I stated my preference decades ago. The short version is that everyone’s incentives should be aligned to provide the most health at the least cost (rather than the most care as is presently the case). Until that happens no tweaking around the edges will fix our broken system.







I’ve made it a practice to stop commenting on beaten to death subjects. I guess this is an exception.
All you say is true. After all, its just basic human behavior/economics. “No one eats hamburger on an expense account” blah, blah, blah. The shame is that politicians know this. Democrats are using the pain to drive for universal government healthcare. aka WGYBTB We’ve got you by the balls.
Implicit, but not explicit, in your remarks is that we have a health maintenance system, not an insurance system. Again, incentives. Who changes their diabetes and heart disease producing bacon or soda and chips habits when health care is “free?”
This is step one, because if you don’t fix that you get Rube Goldberg systems and “fixes” like ObamaCare, all political. (No engineers to be found?) I’m not optimistic. Look at the shutdown.
Nice write-up, Dave. Here is one of my favorite quotes to back up your comments: “Incentives are superpowers.” – Charlie Munger
Again, since the ACA passed national health care spending as a percentage of GDP was essentially stable. That’s something we had not seen before in my lifetime. The predictions made by the WSJ and their fellow travelers, I believe you concurred, was that the AA would result in large spending increases.
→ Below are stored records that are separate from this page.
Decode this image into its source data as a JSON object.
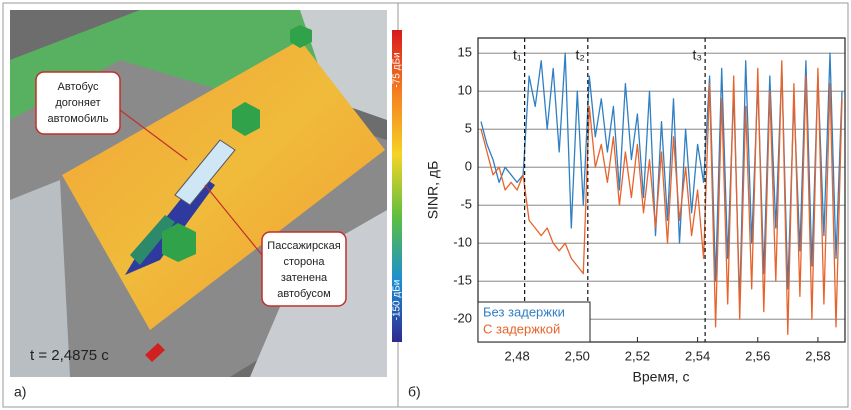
{
  "left_panel": {
    "callouts": [
      {
        "lines": [
          "Автобус",
          "догоняет",
          "автомобиль"
        ]
      },
      {
        "lines": [
          "Пассажирская",
          "сторона",
          "затенена",
          "автобусом"
        ]
      }
    ],
    "time_label": "t = 2,4875 с",
    "colorbar": {
      "top_label": "-75 дБи",
      "bottom_label": "-150 дБи"
    },
    "panel_label": "а)"
  },
  "chart_data": {
    "type": "line",
    "panel_label": "б)",
    "xlabel": "Время, с",
    "ylabel": "SINR, дБ",
    "x": [
      2.468,
      2.47,
      2.472,
      2.474,
      2.476,
      2.478,
      2.48,
      2.482,
      2.484,
      2.486,
      2.488,
      2.49,
      2.492,
      2.494,
      2.496,
      2.498,
      2.5,
      2.502,
      2.504,
      2.506,
      2.508,
      2.51,
      2.512,
      2.514,
      2.516,
      2.518,
      2.52,
      2.522,
      2.524,
      2.526,
      2.528,
      2.53,
      2.532,
      2.534,
      2.536,
      2.538,
      2.54,
      2.542,
      2.544,
      2.546,
      2.548,
      2.55,
      2.552,
      2.554,
      2.556,
      2.558,
      2.56,
      2.562,
      2.564,
      2.566,
      2.568,
      2.57,
      2.572,
      2.574,
      2.576,
      2.578,
      2.58,
      2.582,
      2.584,
      2.586,
      2.588
    ],
    "series": [
      {
        "name": "Без задержки",
        "color": "#2f7fc4",
        "values": [
          6,
          3,
          1,
          -2,
          0,
          -1,
          -2,
          -1,
          12,
          8,
          14,
          5,
          13,
          2,
          15,
          -8,
          10,
          -5,
          12,
          4,
          9,
          2,
          8,
          -3,
          11,
          1,
          7,
          -4,
          10,
          -9,
          6,
          -7,
          9,
          -10,
          5,
          -6,
          3,
          -2,
          12,
          -15,
          13,
          -12,
          10,
          -18,
          14,
          -10,
          11,
          -14,
          12,
          -8,
          13,
          -16,
          9,
          -11,
          14,
          -13,
          12,
          -9,
          15,
          -12,
          10
        ]
      },
      {
        "name": "С задержкой",
        "color": "#e8632b",
        "values": [
          5,
          2,
          -1,
          0,
          -3,
          -2,
          -3,
          -1,
          -7,
          -8,
          -9,
          -8,
          -10,
          -11,
          -10,
          -12,
          -13,
          -14,
          8,
          0,
          3,
          -2,
          4,
          -5,
          2,
          -4,
          3,
          -6,
          1,
          -8,
          2,
          -10,
          4,
          -7,
          0,
          -9,
          -3,
          -12,
          11,
          -21,
          9,
          -18,
          12,
          -20,
          8,
          -16,
          13,
          -19,
          10,
          -15,
          14,
          -22,
          11,
          -17,
          12,
          -20,
          13,
          -18,
          11,
          -21,
          9
        ]
      }
    ],
    "markers": [
      {
        "x": 2.4825,
        "label": "t₁"
      },
      {
        "x": 2.5035,
        "label": "t₂"
      },
      {
        "x": 2.5425,
        "label": "t₃"
      }
    ],
    "xlim": [
      2.467,
      2.589
    ],
    "ylim": [
      -23,
      17
    ],
    "xticks": [
      {
        "value": 2.48,
        "label": "2,48"
      },
      {
        "value": 2.5,
        "label": "2,50"
      },
      {
        "value": 2.52,
        "label": "2,52"
      },
      {
        "value": 2.54,
        "label": "2,54"
      },
      {
        "value": 2.56,
        "label": "2,56"
      },
      {
        "value": 2.58,
        "label": "2,58"
      }
    ],
    "yticks": [
      -20,
      -15,
      -10,
      -5,
      0,
      5,
      10,
      15
    ],
    "grid": true,
    "legend": "lower left"
  }
}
So that leaves me a bit skeptical about their predictions this time. That said, there were some changes made during the pandemic. We should revert those back to baseline. The early retirees can pay what they would have paid before those changes (allowing for inflation, etc.).
Just a note. We have, broadly, the same sort of health insurance the rest of the first world has. The difference is that in the rest of the world it is largely universal and costs a lot less.
Steve
According to the Kaiser Family Foundation, in 2024 enrollment through the ACA’s Marketplaces and the Medicaid expansion combined reached about 44 million people, which is ~16.4 % of the U.S. population under age 65.
Here’s a graph of spending on the ACA:

My eyes aren’t as good as they used to be but it looks like it’s rising to me.